A discussant at the NSI webinar, Ms Tsion Tadesse Abebe, a senior policy and research officer at the International Organisation for Migration (IOM), said the recent bilateral visa waiver regimes in East and Horn of Africa regions, such as the one between Kenya, Djibouti and Eritrea were important steps towards addressing the obstacles to FMP, as they will reveal the benefits associated with free movement of people and encourage Member States to expand their free movement regimes to other countries. 

“Subregional free movement regimes are important in facilitating mobility; the experiences of ECOWAS and EAC are classic examples. The [Mutava’s] paper indicates that 93% of the 1.3 million Nigerians who migrated in 2020 did so to countries within the ECOWAS region; the EAC region is also witnessing a boost in movement of people courtesy of their Common Market Protocol. Hence, regionalization is identified as the most salient pattern in African migration.
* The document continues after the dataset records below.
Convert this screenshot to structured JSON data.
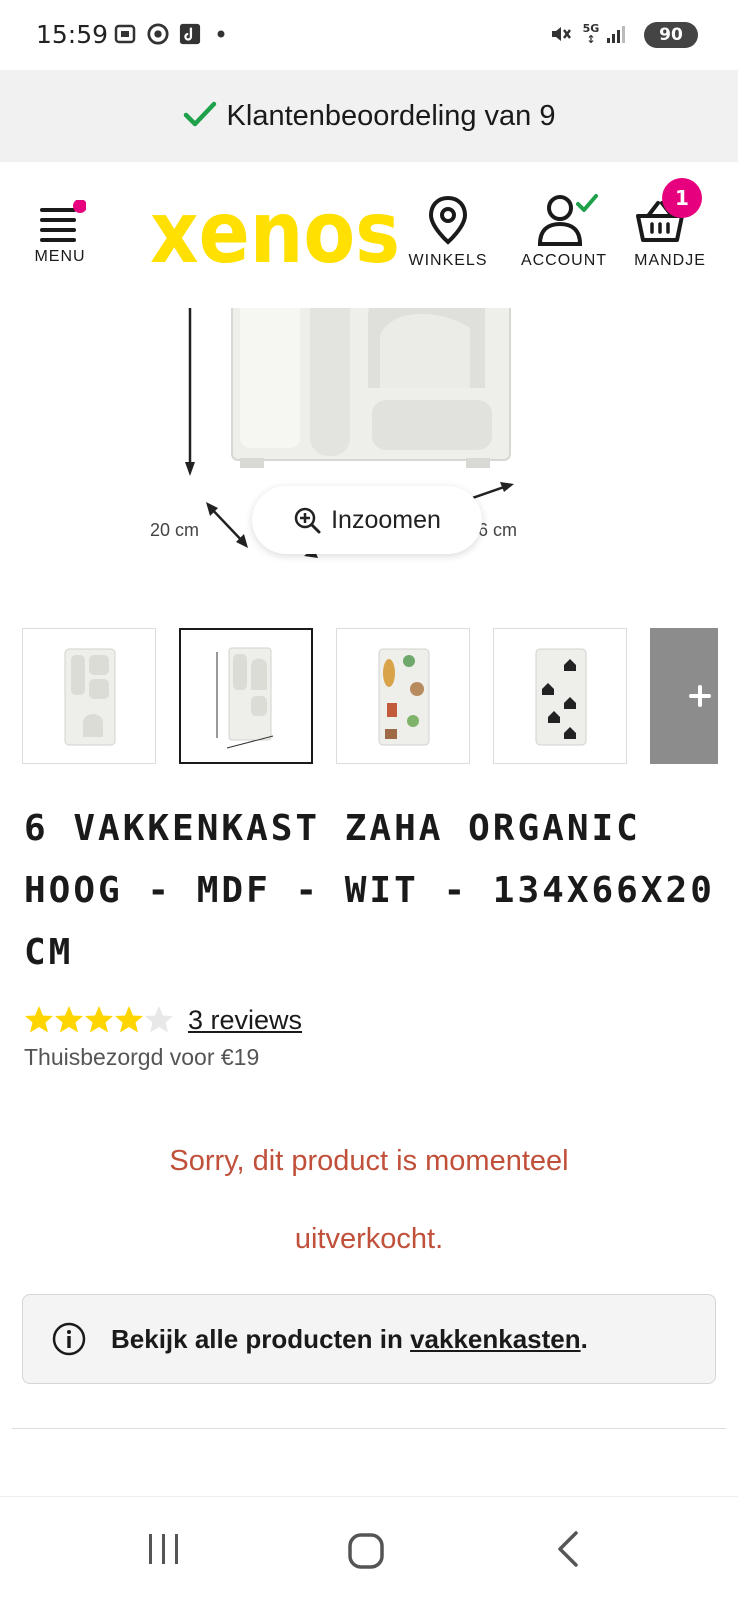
{
  "status_bar": {
    "time": "15:59",
    "network": "5G",
    "battery": "90",
    "icons": [
      "screenshot-icon",
      "chrome-icon",
      "tiktok-icon",
      "dot-icon",
      "mute-icon",
      "signal-icon",
      "battery-icon"
    ]
  },
  "review_banner": {
    "text": "Klantenbeoordeling van 9",
    "icon": "checkmark-icon",
    "icon_color": "#1fa04a"
  },
  "header": {
    "menu_label": "MENU",
    "logo_text": "xenos",
    "stores_label": "WINKELS",
    "account_label": "ACCOUNT",
    "cart_label": "MANDJE",
    "cart_count": "1",
    "accent_color": "#e6007e",
    "logo_color": "#ffe000"
  },
  "product_image": {
    "dim_depth": "20 cm",
    "dim_width": "66 cm",
    "zoom_label": "Inzoomen"
  },
  "thumbnails": {
    "count_visible": 5,
    "selected_index": 1,
    "more_icon": "plus-icon"
  },
  "product": {
    "title": "6 VAKKENKAST ZAHA ORGANIC HOOG - MDF - WIT - 134X66X20 CM",
    "rating": 4.5,
    "rating_max": 5,
    "reviews_label": "3 reviews",
    "delivery": "Thuisbezorgd voor €19",
    "star_color": "#ffd500"
  },
  "availability": {
    "line1": "Sorry, dit product is momenteel",
    "line2": "uitverkocht.",
    "color": "#c0503a"
  },
  "info_box": {
    "prefix": "Bekijk alle producten in ",
    "link": "vakkenkasten",
    "suffix": "."
  }
}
This confirms RECs can play a critical role in enhancing Africa’s free movement agenda.”          

Ms Abebe decried the fact that most of Africa’s migrant workers had either basic or less than basic education, which points to the importance of paying attention to the national education systems to reap maximum benefits of labor mobility. She also emphasized the importance of research to provide valuable policy inputs towards advancing Africa’s free movement of persons agenda, which, she said, is critical to Africa’s aspiration for regional integration.  

Various speakers at the NSI-MIGRA webinar reiterated the fact that the success of migration governance in Africa requires an all-government and all-society approach, one that is premised on the basis of migration being a multidisciplinary phenomenon that can only be addressed through a multistakeholder approach.